Missouri fell behind 3-4 to open the match, but sophomore hitter Emily Wilson’s second kill of the day pulled the Tigers even and helped them mount an 11-2 run to make it 14-6. The lead swelled to nine when junior hitter Lisa Henning and sophomore blocker Melissa Hartsel teamed up for a block at 23-14. Two serves later, freshman hitter Regan Peltier’s kill gave Missouri set point, which Missouri won on the next serve.
Peltier, who has until recently started and rotated out, played in every position on the court Sunday due to the absences of sophomore outside hitter Taylor Simpson and sophomore defensive specialist Niki Collier.
Simpson left the team for “personal reasons,” a statement released Saturday said, and Collier has taken a personal leave from the team.

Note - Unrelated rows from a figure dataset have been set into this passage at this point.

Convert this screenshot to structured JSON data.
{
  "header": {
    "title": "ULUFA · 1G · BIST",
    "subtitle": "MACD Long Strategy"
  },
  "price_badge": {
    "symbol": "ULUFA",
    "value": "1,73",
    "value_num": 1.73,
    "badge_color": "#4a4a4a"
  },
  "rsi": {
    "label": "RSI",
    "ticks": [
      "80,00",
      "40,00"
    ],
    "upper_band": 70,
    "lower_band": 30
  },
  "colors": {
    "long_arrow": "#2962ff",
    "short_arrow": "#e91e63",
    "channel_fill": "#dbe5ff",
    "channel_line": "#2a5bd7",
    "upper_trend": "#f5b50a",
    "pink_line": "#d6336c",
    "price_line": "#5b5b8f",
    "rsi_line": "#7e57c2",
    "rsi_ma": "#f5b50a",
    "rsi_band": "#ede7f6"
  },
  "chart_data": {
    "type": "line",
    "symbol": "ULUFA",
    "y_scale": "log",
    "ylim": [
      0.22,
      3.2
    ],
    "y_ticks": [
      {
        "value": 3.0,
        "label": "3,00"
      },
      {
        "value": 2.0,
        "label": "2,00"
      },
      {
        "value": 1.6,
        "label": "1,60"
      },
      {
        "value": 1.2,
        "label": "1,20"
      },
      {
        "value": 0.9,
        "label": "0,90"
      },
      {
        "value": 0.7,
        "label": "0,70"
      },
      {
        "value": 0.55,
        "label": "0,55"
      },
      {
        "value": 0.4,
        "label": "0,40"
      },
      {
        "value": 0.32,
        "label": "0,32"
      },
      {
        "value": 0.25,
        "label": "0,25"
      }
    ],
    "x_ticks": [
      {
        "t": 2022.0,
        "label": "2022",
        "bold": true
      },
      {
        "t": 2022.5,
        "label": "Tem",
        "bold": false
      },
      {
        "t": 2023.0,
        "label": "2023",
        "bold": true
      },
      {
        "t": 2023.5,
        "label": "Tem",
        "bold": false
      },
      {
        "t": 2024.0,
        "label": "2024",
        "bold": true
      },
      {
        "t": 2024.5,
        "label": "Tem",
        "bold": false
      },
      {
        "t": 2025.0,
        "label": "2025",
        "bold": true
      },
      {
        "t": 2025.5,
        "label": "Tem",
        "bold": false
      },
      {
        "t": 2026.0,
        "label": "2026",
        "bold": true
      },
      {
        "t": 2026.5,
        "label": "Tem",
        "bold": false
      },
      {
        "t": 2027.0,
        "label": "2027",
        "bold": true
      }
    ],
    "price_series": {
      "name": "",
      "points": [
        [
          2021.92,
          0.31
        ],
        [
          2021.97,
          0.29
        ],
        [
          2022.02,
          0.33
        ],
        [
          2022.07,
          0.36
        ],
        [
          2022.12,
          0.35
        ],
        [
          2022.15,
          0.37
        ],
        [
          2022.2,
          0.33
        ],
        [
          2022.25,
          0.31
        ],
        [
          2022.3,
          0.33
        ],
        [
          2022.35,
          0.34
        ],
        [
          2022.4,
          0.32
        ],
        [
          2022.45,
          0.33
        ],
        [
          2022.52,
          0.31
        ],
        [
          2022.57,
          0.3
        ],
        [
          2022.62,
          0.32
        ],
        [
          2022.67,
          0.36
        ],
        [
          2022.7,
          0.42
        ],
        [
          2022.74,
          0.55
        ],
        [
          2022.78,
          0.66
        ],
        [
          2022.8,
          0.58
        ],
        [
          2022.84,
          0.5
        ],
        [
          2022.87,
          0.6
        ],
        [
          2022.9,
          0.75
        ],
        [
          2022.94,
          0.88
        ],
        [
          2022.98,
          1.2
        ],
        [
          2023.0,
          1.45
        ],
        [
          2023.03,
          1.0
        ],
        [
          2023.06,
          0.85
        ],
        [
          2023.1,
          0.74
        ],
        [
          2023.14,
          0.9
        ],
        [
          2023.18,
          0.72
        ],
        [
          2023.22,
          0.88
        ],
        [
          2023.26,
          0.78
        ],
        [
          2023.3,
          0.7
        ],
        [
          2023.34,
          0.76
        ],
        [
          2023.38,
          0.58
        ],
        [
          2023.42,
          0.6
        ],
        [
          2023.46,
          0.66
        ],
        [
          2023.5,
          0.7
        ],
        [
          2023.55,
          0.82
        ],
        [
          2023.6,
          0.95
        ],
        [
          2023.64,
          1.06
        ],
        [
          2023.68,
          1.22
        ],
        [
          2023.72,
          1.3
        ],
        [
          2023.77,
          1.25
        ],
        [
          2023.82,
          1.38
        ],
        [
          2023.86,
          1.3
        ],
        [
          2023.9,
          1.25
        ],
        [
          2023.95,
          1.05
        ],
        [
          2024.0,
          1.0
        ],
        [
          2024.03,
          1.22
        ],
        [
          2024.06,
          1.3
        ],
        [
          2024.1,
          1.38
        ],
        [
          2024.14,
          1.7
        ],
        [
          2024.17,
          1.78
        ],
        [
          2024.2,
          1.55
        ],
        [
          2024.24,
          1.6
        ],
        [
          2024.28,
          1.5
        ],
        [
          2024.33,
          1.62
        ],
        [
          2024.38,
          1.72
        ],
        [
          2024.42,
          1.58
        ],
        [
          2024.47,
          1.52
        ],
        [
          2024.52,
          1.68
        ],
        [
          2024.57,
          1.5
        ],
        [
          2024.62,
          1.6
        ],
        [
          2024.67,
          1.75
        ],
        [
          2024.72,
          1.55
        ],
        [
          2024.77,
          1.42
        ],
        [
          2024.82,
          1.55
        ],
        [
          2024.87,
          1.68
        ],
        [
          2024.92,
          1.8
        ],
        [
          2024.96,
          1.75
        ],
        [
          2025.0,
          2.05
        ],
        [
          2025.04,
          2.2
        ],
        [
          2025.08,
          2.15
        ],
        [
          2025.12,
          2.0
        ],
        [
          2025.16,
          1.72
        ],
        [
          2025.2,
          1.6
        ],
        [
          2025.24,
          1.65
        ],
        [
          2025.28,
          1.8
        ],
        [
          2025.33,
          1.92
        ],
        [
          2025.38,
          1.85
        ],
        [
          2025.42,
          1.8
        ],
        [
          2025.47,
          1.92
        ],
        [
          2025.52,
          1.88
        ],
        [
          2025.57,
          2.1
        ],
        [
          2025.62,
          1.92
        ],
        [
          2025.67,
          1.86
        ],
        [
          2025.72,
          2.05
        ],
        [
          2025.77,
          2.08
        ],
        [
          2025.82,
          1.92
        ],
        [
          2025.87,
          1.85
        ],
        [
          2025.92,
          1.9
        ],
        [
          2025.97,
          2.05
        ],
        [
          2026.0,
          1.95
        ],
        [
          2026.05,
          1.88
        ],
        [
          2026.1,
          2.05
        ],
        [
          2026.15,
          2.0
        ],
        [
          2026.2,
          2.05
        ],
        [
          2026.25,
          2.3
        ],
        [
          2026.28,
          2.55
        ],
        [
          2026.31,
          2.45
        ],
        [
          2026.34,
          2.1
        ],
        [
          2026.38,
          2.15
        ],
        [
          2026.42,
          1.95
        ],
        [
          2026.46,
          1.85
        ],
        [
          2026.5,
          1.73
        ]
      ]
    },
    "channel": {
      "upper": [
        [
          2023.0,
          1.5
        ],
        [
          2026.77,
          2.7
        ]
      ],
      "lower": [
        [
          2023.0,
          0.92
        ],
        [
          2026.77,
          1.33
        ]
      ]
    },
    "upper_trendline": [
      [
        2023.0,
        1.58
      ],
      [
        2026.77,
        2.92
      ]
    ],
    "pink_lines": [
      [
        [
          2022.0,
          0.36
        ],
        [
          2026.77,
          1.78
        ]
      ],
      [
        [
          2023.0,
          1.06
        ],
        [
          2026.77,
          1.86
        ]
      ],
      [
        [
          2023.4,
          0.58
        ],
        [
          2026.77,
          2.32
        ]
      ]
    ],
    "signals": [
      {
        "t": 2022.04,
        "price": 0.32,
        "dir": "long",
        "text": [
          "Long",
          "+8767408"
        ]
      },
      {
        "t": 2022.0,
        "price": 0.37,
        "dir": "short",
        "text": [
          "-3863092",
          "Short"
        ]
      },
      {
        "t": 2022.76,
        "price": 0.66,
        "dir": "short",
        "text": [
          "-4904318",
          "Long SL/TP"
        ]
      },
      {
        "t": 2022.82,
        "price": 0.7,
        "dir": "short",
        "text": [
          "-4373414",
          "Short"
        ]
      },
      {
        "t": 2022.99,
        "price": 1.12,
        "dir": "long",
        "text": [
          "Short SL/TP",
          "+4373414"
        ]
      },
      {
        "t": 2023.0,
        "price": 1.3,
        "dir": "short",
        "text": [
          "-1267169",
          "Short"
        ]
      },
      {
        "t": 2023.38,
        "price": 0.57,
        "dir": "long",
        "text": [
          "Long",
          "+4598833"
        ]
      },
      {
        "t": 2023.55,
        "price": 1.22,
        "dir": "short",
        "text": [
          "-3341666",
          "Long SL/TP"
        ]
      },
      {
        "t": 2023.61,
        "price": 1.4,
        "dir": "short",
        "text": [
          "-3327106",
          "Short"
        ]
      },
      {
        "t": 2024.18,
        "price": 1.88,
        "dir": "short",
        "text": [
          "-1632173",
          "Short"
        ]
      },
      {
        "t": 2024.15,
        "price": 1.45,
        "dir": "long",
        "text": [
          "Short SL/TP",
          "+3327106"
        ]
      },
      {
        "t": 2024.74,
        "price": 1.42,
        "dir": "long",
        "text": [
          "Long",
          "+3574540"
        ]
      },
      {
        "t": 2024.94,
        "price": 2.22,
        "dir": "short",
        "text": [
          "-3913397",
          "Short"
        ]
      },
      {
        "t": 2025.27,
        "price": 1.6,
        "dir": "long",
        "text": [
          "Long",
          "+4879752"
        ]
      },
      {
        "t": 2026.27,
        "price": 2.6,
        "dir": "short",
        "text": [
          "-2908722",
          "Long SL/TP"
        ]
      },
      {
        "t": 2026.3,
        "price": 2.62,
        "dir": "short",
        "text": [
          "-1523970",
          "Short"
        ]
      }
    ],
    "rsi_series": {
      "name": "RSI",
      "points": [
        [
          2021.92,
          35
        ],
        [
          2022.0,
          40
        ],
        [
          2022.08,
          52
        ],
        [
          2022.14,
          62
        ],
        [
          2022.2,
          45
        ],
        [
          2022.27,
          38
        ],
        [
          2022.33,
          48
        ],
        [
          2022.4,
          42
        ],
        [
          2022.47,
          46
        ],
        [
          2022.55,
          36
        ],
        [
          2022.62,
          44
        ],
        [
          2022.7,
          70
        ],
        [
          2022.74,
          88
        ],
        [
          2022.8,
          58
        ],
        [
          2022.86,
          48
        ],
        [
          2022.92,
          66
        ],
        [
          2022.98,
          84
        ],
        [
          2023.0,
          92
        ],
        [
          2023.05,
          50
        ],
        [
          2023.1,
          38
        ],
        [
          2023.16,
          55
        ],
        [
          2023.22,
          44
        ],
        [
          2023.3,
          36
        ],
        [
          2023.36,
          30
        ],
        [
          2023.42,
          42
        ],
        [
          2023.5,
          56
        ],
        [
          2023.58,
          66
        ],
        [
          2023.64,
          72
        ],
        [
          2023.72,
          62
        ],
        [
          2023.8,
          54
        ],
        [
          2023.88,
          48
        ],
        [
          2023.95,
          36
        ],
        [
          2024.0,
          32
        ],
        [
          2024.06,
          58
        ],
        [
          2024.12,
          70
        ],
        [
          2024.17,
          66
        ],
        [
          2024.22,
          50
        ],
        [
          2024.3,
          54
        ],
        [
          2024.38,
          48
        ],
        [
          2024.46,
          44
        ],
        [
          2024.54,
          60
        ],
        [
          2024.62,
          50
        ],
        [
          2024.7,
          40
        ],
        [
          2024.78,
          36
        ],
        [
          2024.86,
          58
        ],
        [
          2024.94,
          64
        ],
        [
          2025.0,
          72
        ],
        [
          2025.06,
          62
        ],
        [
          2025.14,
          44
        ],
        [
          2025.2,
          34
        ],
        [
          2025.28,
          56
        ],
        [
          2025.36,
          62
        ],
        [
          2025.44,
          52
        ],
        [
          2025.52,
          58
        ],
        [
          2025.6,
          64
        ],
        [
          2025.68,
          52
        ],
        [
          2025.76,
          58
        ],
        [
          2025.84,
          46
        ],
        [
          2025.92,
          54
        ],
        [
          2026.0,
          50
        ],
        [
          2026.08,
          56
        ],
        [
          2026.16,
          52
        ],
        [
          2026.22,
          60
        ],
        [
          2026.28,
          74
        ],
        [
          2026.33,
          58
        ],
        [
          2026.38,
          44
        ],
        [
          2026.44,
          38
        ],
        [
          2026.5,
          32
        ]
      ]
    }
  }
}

Simpson is expected to leave MU and transfer elsewhere. Collier’s return has yet to be specified.
Because of the personnel issues, Missouri, once considered the deepest team in the SEC, only had nine players active during the match.
“What happens is you’ve got to put people into positions they’re not used to playing,” Kreklow said. “So you’ve got somebody like Regan Peltier as a freshman having to play all the way around, so you put her in positions where she has to pass and defend more than she’s used to. … And any time you start doing that, it bleeds over into other areas a little bit. So other people try to do a little bit more. They overplay a little bit.”
In the second set, a Peltier kill at 9-3 and a Wilson kill at 16-10 forced Bulldog coach Jenny Hazelwood into two timeouts. Mississippi State rallied to tie the game at 19 when Kreklow took a timeout.
“’We’re on national TV,’” Wilson said Kreklow said during the stoppage, referring to the ESPNU broadcast. “‘Is this how you guys want to show yourselves on national TV?’”
After the break, Missouri took a three-point lead and took the set on a powerful kill from Henning.
Last season’s third-team All-American picked up in the third frame where she left off in the second. She notched five of her 14 kills in the final game, putting the Tigers back in the driver’s seat after an early 3-8 deficit.
“In crucial times like that, you always know Lisa is ready,” junior setter Molly Kreklow said. “In this game we wanted to try to get other people the ball and give them an opportunity to play well and get some shots at different positions, but coming into the third game, I think me and Lisa were on the same page. You give the ball to your best swing in crunch time, and Lisa’s always ready and did a great job bringing us home.”